Expand max_parallel_replicas documentation

Based on discussion in #17807
2024-11-24 16:42:05 +00:00 · 2020-12-12 13:57:01 -08:00 · 2020-12-12 13:57:01 -08:00 · 17a8a4e966
commit 17a8a4e966
parent 542dd454aa
2 changed files with 30 additions and 3 deletions
--- a/docs/en/operations/settings/settings.md
+++ b/docs/en/operations/settings/settings.md
@ -1093,9 +1093,14 @@ See the section “WITH TOTALS modifier”.

 ## max_parallel_replicas {#settings-max_parallel_replicas}

-The maximum number of replicas for each shard when executing a query.
-For consistency (to get different parts of the same data split), this option only works when the sampling key is set.
-Replica lag is not controlled.
+The maximum number of replicas for each shard when executing a query. In limited circumstances, this can make a query faster by executing it on more servers. This setting is only useful for replicated tables with a sampling key. There are cases where performance will not improve or even worsen:
+
+- the position of the sampling key in the partitioning key's order doesn't allow efficient range scans
+- adding a sampling key to the table makes filtering by other columns less efficient
+- the sampling key is an expression that is expensive to calculate
+- the cluster's latency distribution has a long tail, so that querying more servers increases the query's overall latency
+
+In addition, this setting will produce incorrect results when joins or subqueries are involved, and all tables don't meet certain conditions. See [Distributed Subqueries and max_parallel_replicas](../../sql-reference/operators/in.md/#max_parallel_replica-subqueries) for more details.

 ## compile {#compile}

--- a/docs/en/sql-reference/operators/in.md
+++ b/docs/en/sql-reference/operators/in.md
@ -197,3 +197,25 @@ This is more optimal than using the normal IN. However, keep the following point
 5.  If you need to use GLOBAL IN often, plan the location of the ClickHouse cluster so that a single group of replicas resides in no more than one data center with a fast network between them, so that a query can be processed entirely within a single data center.
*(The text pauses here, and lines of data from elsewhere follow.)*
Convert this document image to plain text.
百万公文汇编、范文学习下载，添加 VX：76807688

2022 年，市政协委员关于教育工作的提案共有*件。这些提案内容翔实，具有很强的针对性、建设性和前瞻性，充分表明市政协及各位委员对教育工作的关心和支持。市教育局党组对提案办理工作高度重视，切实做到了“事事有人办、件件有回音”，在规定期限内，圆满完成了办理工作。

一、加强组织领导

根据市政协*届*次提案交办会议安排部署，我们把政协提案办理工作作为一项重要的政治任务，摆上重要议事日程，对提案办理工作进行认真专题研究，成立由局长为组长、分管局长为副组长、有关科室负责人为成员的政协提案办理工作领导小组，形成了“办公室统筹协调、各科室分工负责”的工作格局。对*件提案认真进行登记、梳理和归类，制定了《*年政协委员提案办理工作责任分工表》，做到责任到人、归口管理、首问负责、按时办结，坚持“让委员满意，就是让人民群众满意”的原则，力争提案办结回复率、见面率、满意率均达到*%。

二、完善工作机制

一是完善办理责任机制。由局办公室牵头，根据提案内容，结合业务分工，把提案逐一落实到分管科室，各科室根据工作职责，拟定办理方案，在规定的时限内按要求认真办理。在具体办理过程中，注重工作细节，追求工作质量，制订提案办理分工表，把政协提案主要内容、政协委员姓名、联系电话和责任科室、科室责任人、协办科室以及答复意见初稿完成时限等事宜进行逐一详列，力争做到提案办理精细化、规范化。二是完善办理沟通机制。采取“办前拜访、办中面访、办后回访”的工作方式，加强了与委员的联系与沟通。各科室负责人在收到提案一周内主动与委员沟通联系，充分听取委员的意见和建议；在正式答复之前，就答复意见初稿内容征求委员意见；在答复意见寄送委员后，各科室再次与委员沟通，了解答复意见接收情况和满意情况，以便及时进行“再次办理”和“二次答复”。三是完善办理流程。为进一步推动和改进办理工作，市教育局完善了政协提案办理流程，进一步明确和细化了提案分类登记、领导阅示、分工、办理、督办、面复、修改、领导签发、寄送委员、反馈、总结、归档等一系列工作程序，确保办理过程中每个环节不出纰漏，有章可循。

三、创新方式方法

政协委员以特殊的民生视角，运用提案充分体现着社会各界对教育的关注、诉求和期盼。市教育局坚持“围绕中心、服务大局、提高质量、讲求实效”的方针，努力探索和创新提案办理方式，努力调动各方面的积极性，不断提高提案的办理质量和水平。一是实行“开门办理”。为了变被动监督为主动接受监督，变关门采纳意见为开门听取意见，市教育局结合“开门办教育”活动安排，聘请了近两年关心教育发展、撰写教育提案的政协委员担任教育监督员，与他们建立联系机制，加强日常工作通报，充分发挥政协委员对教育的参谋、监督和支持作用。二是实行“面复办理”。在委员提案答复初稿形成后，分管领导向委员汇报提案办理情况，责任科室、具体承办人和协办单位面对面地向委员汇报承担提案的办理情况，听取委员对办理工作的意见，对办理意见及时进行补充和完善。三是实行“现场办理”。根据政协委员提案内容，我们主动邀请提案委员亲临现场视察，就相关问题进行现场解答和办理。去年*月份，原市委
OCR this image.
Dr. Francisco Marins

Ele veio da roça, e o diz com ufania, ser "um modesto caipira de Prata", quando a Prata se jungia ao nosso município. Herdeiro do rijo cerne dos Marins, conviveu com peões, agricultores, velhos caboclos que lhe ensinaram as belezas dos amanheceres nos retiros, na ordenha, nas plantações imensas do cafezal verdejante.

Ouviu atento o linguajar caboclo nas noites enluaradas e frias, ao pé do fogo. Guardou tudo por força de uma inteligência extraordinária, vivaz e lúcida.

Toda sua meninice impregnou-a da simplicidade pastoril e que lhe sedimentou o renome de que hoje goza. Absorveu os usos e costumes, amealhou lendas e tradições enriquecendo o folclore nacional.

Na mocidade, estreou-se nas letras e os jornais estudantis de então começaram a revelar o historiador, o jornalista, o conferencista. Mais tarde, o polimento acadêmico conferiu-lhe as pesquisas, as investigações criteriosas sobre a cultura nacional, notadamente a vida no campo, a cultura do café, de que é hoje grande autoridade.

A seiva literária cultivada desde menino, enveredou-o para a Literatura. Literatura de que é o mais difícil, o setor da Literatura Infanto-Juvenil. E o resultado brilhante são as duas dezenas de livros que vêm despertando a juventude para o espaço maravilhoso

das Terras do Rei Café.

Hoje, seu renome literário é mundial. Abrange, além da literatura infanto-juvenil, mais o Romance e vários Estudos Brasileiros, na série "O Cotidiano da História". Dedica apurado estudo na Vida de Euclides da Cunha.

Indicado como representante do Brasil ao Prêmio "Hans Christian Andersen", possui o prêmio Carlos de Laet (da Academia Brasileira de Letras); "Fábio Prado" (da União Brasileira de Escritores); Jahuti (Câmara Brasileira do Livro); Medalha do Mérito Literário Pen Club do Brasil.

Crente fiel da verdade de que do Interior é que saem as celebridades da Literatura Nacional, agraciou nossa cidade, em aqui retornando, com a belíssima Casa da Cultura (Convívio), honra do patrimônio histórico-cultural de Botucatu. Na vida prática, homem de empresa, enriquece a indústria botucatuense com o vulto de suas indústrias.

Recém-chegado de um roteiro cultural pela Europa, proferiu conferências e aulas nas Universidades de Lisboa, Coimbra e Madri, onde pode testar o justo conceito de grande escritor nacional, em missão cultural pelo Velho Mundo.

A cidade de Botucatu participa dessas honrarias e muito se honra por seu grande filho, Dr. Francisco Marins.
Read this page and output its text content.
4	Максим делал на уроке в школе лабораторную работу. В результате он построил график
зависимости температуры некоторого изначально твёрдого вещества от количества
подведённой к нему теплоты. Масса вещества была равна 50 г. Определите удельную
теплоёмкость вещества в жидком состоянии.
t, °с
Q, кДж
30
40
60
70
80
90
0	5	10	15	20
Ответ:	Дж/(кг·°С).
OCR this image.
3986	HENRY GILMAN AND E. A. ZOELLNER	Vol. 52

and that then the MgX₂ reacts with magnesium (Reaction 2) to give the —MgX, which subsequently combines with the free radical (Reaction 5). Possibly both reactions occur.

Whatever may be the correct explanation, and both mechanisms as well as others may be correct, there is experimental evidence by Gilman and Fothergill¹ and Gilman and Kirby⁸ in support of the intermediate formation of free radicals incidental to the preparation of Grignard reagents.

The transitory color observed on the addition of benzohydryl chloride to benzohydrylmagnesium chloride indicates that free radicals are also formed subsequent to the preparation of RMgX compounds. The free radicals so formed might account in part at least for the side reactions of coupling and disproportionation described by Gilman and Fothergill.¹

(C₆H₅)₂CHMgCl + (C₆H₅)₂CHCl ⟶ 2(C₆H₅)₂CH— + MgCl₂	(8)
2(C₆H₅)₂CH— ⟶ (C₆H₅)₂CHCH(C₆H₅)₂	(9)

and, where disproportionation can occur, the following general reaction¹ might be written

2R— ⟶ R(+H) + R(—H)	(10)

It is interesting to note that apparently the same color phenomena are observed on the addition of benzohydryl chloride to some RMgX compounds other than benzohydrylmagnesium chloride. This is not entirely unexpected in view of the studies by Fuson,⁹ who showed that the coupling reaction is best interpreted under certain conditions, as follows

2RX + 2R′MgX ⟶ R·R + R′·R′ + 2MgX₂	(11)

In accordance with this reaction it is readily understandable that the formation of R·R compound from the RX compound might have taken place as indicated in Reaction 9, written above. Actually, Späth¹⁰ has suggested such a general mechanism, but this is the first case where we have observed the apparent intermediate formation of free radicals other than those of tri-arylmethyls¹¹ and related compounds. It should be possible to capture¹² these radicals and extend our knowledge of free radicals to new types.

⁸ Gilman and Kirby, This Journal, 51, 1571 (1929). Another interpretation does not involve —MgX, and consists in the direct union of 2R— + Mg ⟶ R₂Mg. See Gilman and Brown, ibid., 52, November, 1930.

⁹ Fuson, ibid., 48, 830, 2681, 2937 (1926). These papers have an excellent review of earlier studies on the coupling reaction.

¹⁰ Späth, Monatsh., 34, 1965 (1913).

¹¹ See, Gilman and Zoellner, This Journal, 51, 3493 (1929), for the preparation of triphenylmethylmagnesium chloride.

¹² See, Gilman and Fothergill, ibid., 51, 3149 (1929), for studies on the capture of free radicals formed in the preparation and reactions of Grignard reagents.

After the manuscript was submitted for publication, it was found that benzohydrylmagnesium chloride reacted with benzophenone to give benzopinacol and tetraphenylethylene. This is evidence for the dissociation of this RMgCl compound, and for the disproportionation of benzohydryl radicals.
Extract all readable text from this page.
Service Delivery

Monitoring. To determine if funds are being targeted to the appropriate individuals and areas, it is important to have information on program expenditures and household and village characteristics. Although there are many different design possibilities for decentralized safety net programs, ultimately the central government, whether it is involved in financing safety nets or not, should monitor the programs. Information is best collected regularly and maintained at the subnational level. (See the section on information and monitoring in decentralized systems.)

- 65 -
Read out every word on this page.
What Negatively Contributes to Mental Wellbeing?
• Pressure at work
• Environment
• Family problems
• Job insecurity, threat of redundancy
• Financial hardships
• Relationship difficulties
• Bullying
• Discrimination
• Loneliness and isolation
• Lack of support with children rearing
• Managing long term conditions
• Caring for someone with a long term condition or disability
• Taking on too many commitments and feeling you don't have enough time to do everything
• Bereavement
 It also makes sense to specify a local table in the `GLOBAL IN` clause, in case this local table is only available on the requestor server and you want to use data from it on remote servers.
+
+### Distributed Subqueries and max_parallel_replicas {#max_parallel_replica-subqueries}
+
+When max_parallel_replicas is greater than 1, distributed queries are further transformed. For example, the following:
+
+```sql
+SEELECT CounterID, count() FROM distributed_table_1 WHERE UserID IN (SELECT UserID FROM local_table_2 WHERE CounterID < 100)
+SETTINGS max_parallel_replicas=3
+```
+
+is transformed on each server into
+
+```sql
+SELECT CounterID, count() FROM local_table_1 WHERE UserID IN (SELECT UserID FROM local_table_2 WHERE CounterID < 100)
+SETTINGS parallel_replicas_count=3, parallel_replicas_offset=M
+```
+
+where M is between 1 and 3 depending on which replica the local query is executing on. These settings affect every MergeTree-family table in the query and have the same effect as applying `SAMPLE 1/3 OFFSET (M-1)/3` on each table.
+
+Therefore adding the max_parallel_replicas setting will only produce correct results if both tables have the same replication scheme and are sampled by UserID or a subkey of it. In particular, if local_table_2 does not have a sampling key, incorrect results will be produced. The same rule applies to JOIN.
+
+One workaround if local_table_2 doesn't meet the requirements, is to use `GLOBAL IN` or `GLOBAL JOIN`.